Retail giant Debenhams has won a dispute over rent payable at one of its department stores in Wiltshire.
The High Court has ruled that VAT paid by customers should not be included in an assessment of the store’s turnover, when calculating a percentage rent for the premises at 1-11 The Parade, Swindon.
Various landlords, including present lessor Sun Alliance & London Insurance Co Ltd, have included VAT as part of the turnover figures for more than 30 years.
However, Mr Justice Etherton said that the VAT inclusion was “inconsistent” with the purpose of the original 1971 lease agreement, which sought to ensure that the landlord and tenant “shared the trading risk associated with the premises”.
If VAT were included, he said, Debenhams would be forced to “pay rent by reference to sums that it would never get to keep”, since it would have to account for them to Customs & Excise.
He added that such an approach would result in rent increases if VAT rates went up, despite the retailer’s trade not having improved.
The 99-year lease, which Debenhams Retail plc assigned to Debenhams Properties Ltd in February 2001, defines “turnover” as the “gross amount of the total sales”.

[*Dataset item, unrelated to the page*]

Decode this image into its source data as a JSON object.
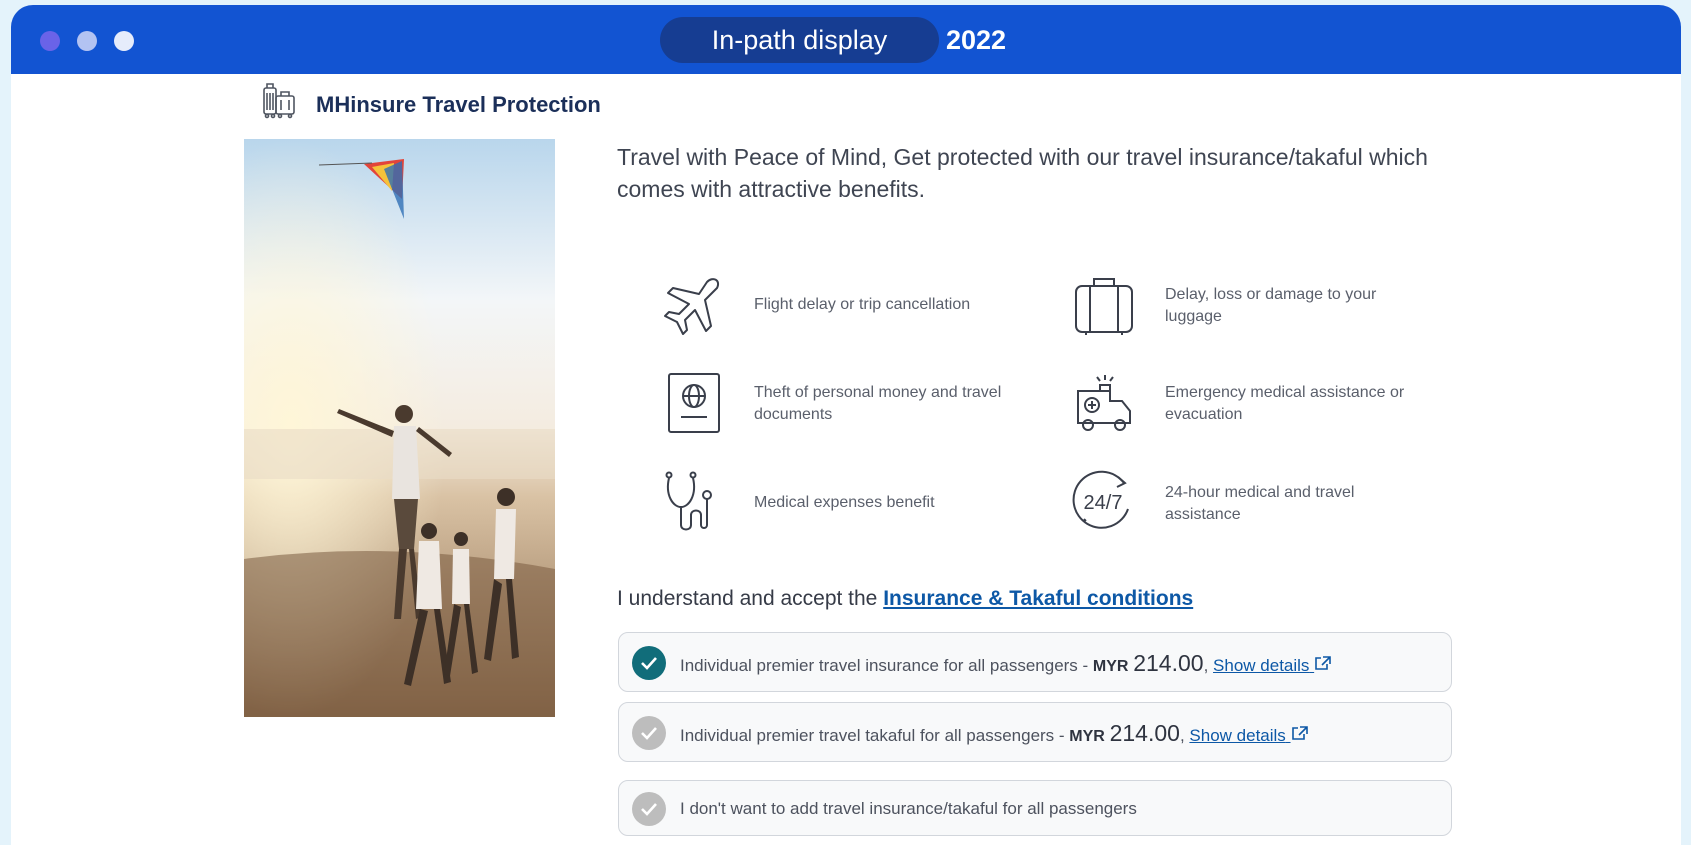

According to Sun Alliance, this included all sums taken at the till, without deduction. However, Debenhams contended that VAT “did not form part of the turnover in the ordinary sense of the word”.
Debenhams refused to comment on whether it would be seeking reimbursement of overpayments made since VAT came into effect in 1973.
However, according to documents before the court, the store paid its rent for the period expiring in January 2003 “under protest”, and has refused to pay additional rent for the January 2004 period pending the court’s decision.
Debenhams Retail plc and another v Sun Alliance & London Assurance Co Chancery Division (Etherton J) 9 November 2004.
Jonathan Brock QC (instructed by Walker Morris, of Leeds) appeared for the claimants; John Furber QC (instructed by Maples Teesdale) appeared for the defendant.